U.S. OTT providers trying to make a mark in the European space must also contend with both established operators and newcomers, both of which are ready for the competition, said Marty Roberts, co-CEO of thePlatform, which recently partnered with Verizon's (NYSE: VZ) digital media services unit to create an end-to-end video delivery offering in several regions. For example, "We are launching over-the-top services this year in every market where Netflix is going to launch," Roberts said.
But Tobias Oswald, head of digital at rtv Media Group sounded a cautious note. "From our position, with the consumer, there is a generational difference," he said. "TV consumption (right now) is stable, because older people watch more TV. But younger groups, particularly young men, are leaving TV behind." Their main use of the big screen is for single events or live sports, he said.
Further, the advent of the Internet of Things could change the game and make things riskier for broadcasters. "The most successful VOD provider (might be) who brings the most content to wearables in the next few years," Oswald said, adding that broadcasters may not have the level of competence yet to dominate innovative technology segments.

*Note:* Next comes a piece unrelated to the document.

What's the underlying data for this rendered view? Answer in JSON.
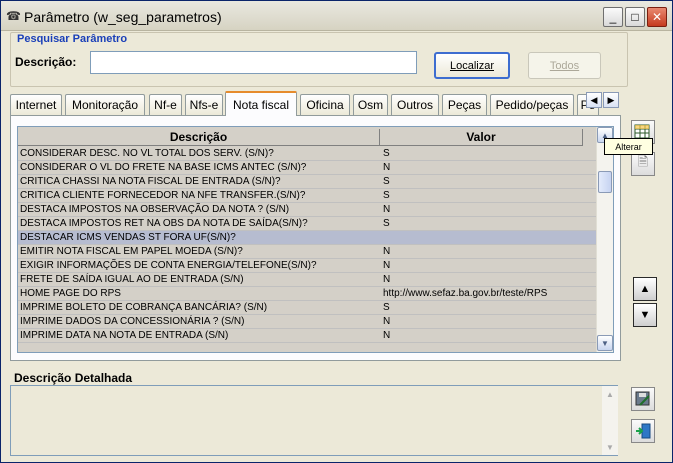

Regardless of their established position, broadcasters should remain on their toes.
"Netflix, they're awesome because they're causing everyone to actually react," Roberts said, pointing out that the competition has led to better program guides, better content, and more convenience for viewers.
McKenzie agreed, noting that broadcasters need to be aware of what consumers want and how they consume content. Further, they need to "look at the country's dynamic," she added, pointing back to German viewer expectations and behaviors.